L’intesa punta a far divenire la farmacia comunale un presidio avanzato di educazione alla salute odontoiatrica, facendo leva sulla presenza capillare delle oltre 1.600 farmacie comunali dislocate su tutto il territorio nazionale. Una rete strategica per garantire assistenza anche nelle zone periferiche e nei piccoli comuni, dove le croci verdi rappresentano spesso il primo, e talvolta unico, presidio sanitario per il cittadino.

La filosofia dietro la prevenzione

L’accordo è arrivato a qualche giorno dalla Giornata Mondiale della Salute Orale, istituita dalla FDI World Dental Federation nel 2013 e promossa ogni anno il 20 marzo in oltre settanta Paesi del mondo, perché prendersi cura della propria bocca non è un gesto estetico, bensì un atto di salute.

L’intesa punta a far divenire la farmacia comunale un presidio avanzato di educazione alla salute odontoiatrica, facendo leva sulla presenza capillare delle oltre 1.600 farmacie comunali
L’intesa punta a far divenire la farmacia comunale un presidio avanzato di educazione alla salute odontoiatrica, facendo leva sulla presenza capillare delle oltre 1.600 farmacie comunali

Una ricorrenza dalla data non casuale: i bambini dovrebbero avere venti denti da latte, mentre gli adulti dovrebbero arrivare alla fine della vita con almeno venti denti naturali. Un simbolo che racchiude, in un solo numero, l’intera filosofia della prevenzione.

I tre pilastri dell’accordo

L’accordo si articola su tre pilastri operativi:

  • Prevenzione capillare: ANDI svilupperà progetti informativi focalizzati sulla salute orale che saranno presentati all’interno delle farmacie comunali attraverso strumenti di informazione rivolti agli oltre trecentomila utenti che ogni giorno frequentano i presidi ASSOFARM.
  • Formazione scientifica: le due Associazioni promuoveranno corsi di aggiornamento specifici per i farmacisti, affinché possano motivare l’utente sull’importanza della prevenzione oro-dentale, sulla regolarità delle manovre di igiene orale domiciliare e sulla necessità di visite odontoiatriche periodiche.
  • Telemedicina e Innovazione: la collaborazione prevede l’utilizzo delle farmacie come hub territoriali per la piattaforma di telemedicina che Fondazione ANDI Salute (FAS) ha sviluppato. Questa tecnologia permetterà anche ai residenti nelle aree geograficamente più svantaggiate di richiedere e ricevere una prima valutazione circa la propria salute orale, riducendo i tempi di attesa e i costi logistici, specialmente per le fasce più deboli.

Il valore della sinergia

«Questo accordo rappresenta un passo strategico per integrare le competenze dei nostri oltre 28 mila professionisti con la capillarità delle 1.600 farmacie comunali – ha dichiarato Carlo Ghirlanda, Presidente nazionale ANDI –. In un momento in cui l’accesso alle cure è messo alla prova da sfide economiche e logistiche, offrire ai cittadini un percorso facilitato verso la prevenzione è un dovere sociale oltre che sanitario».

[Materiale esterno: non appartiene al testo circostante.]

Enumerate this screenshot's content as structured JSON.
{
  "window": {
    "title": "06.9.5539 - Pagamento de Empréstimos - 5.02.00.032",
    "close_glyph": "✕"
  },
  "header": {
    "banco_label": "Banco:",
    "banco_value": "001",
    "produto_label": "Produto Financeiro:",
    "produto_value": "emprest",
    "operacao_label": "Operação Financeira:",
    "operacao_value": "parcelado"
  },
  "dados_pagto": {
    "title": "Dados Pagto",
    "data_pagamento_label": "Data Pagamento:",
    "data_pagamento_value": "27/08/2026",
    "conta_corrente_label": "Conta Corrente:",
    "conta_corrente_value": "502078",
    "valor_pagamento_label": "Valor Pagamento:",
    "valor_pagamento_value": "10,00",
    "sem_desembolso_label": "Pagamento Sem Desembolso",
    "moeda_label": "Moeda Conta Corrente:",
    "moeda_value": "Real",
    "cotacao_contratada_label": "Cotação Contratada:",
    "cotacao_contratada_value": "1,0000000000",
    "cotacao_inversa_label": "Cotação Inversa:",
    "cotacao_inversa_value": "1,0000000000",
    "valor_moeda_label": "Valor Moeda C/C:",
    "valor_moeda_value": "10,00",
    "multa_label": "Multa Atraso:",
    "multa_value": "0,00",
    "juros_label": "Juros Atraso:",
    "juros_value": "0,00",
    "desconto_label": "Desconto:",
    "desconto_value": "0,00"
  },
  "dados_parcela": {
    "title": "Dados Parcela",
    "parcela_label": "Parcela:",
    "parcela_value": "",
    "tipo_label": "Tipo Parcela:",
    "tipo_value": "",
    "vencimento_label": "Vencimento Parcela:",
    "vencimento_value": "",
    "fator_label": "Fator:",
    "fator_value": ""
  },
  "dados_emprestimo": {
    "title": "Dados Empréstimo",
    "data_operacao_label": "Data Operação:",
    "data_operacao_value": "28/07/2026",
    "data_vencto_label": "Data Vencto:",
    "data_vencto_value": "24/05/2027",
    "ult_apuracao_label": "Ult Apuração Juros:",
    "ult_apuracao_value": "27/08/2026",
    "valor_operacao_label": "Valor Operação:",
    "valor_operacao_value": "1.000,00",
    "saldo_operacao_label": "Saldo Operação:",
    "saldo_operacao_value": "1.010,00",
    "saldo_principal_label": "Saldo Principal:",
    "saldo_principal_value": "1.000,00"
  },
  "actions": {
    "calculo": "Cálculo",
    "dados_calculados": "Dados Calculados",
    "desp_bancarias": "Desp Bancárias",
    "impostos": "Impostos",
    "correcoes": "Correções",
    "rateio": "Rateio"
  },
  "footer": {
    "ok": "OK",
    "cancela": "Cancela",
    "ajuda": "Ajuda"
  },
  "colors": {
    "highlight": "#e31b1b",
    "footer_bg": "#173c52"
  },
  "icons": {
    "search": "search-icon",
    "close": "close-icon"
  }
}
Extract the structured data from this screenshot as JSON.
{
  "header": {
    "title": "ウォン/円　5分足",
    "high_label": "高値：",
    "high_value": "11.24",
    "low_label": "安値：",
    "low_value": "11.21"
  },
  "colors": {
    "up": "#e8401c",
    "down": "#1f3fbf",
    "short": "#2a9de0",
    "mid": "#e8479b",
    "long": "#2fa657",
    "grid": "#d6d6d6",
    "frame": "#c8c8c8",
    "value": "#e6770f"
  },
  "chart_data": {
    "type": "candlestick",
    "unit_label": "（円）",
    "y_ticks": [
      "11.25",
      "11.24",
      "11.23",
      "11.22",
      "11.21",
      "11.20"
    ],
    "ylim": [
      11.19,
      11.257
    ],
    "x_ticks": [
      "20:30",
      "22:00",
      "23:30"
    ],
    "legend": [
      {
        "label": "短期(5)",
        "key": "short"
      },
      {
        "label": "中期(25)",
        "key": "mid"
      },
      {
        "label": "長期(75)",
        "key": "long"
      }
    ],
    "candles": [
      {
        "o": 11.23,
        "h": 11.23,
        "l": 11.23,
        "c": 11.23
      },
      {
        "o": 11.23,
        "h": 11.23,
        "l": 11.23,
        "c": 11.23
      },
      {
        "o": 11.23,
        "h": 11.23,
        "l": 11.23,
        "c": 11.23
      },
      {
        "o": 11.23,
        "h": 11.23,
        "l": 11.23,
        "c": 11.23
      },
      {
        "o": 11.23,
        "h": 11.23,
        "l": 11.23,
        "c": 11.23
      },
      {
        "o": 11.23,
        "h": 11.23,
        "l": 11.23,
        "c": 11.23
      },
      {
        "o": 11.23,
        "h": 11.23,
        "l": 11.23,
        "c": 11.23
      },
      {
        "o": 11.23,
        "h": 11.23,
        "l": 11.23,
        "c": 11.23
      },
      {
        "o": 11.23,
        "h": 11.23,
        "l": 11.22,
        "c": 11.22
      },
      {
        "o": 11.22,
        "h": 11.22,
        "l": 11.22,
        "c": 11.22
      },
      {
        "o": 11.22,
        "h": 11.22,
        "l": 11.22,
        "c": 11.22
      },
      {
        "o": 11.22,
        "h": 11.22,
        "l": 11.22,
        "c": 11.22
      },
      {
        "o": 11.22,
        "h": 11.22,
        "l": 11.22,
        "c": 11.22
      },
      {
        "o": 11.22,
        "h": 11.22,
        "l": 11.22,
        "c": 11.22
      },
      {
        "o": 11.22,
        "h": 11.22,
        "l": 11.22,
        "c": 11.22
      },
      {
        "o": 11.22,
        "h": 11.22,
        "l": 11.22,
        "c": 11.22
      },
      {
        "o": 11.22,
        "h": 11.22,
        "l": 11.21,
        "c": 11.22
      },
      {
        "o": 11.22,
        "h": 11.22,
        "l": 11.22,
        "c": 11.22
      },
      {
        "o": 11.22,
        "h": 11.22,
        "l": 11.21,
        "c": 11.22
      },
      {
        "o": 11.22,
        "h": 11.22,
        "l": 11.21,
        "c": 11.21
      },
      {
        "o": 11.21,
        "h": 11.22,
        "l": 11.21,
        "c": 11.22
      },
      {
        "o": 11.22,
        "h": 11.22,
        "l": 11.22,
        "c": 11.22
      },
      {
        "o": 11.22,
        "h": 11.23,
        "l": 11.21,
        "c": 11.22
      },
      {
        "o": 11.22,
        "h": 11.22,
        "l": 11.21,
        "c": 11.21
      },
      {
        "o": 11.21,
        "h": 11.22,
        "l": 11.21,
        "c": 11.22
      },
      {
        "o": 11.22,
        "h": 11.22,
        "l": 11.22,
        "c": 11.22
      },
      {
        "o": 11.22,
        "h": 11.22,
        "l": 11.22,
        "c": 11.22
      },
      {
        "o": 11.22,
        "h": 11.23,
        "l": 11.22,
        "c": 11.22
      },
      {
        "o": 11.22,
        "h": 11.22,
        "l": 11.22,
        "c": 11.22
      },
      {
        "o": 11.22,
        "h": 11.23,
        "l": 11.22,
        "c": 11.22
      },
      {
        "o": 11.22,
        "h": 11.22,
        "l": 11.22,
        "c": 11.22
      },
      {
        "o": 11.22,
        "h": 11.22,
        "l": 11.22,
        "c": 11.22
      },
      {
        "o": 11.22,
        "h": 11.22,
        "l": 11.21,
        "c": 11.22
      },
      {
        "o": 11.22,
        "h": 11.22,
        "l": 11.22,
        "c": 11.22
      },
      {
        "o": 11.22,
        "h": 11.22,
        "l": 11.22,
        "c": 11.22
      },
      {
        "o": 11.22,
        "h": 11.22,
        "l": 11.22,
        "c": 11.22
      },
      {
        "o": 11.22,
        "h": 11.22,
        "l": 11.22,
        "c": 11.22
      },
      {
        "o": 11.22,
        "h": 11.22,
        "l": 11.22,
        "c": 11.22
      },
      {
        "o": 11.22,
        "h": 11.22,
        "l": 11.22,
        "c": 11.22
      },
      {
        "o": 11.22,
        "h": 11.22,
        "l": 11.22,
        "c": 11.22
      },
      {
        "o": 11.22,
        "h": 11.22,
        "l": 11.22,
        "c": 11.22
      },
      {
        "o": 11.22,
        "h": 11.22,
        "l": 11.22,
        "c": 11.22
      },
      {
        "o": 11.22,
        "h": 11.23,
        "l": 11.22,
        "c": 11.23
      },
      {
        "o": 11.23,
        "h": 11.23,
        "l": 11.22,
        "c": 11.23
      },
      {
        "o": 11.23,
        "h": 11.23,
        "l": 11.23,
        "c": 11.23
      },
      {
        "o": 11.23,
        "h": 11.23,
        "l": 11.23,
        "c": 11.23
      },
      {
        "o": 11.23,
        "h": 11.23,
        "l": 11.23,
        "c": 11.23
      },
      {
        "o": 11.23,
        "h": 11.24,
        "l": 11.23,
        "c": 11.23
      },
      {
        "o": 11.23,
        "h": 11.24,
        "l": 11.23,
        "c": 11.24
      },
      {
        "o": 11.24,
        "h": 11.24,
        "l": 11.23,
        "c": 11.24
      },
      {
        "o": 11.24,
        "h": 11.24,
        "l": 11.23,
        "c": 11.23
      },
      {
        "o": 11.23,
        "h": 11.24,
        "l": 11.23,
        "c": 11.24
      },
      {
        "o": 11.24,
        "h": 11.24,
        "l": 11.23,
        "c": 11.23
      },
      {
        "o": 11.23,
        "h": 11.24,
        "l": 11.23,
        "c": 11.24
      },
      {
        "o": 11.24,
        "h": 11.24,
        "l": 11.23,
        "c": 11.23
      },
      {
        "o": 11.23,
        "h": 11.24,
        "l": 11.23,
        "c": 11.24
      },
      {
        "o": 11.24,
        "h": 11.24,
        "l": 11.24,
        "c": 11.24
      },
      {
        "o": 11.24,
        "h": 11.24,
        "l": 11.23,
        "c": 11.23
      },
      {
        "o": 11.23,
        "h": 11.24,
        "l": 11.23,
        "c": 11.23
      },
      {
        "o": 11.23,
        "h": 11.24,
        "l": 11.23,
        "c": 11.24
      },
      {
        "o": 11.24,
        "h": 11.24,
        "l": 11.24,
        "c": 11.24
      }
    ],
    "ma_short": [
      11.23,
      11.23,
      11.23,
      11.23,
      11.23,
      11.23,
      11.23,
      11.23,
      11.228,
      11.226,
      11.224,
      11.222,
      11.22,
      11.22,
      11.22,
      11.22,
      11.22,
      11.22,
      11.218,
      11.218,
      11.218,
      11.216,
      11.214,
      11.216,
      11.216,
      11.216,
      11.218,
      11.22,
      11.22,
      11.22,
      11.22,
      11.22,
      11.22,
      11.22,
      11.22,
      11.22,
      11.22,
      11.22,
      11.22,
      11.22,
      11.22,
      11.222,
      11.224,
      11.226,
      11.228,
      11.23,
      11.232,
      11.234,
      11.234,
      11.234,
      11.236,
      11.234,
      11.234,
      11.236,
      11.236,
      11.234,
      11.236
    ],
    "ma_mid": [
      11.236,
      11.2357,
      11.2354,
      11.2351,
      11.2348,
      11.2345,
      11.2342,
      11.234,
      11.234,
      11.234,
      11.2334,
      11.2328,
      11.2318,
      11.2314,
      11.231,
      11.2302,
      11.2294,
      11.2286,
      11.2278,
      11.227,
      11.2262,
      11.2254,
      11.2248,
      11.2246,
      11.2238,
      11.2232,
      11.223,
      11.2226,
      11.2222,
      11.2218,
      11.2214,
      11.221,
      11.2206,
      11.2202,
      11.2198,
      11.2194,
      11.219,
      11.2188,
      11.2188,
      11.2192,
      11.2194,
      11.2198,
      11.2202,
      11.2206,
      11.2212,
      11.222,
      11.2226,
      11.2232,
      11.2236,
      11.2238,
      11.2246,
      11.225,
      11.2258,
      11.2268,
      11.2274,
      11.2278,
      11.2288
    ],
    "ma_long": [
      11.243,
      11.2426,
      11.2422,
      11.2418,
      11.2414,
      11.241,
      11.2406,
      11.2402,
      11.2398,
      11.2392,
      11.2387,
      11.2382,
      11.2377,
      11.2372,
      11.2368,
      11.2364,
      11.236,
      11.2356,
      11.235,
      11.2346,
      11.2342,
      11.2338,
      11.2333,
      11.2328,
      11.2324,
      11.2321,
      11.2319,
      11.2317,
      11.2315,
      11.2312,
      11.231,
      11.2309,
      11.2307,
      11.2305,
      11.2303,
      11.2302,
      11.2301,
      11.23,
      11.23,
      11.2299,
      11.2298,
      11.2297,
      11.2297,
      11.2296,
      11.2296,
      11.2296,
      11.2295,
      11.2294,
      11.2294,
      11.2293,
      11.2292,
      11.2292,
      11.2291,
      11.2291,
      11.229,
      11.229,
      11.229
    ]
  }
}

Per il presidente di ASSOFARM Luca Pieri «si tratta di un accordo doppiamente importante: in primis per il suo valore sanitario intrinseco. In secondo luogo, siamo di fronte ad un esempio concreto di come la farmacia sia in grado di creare sinergie virtuose con altri professionisti sanitari, dando così nuova dinamicità alla sanità territoriale italiana».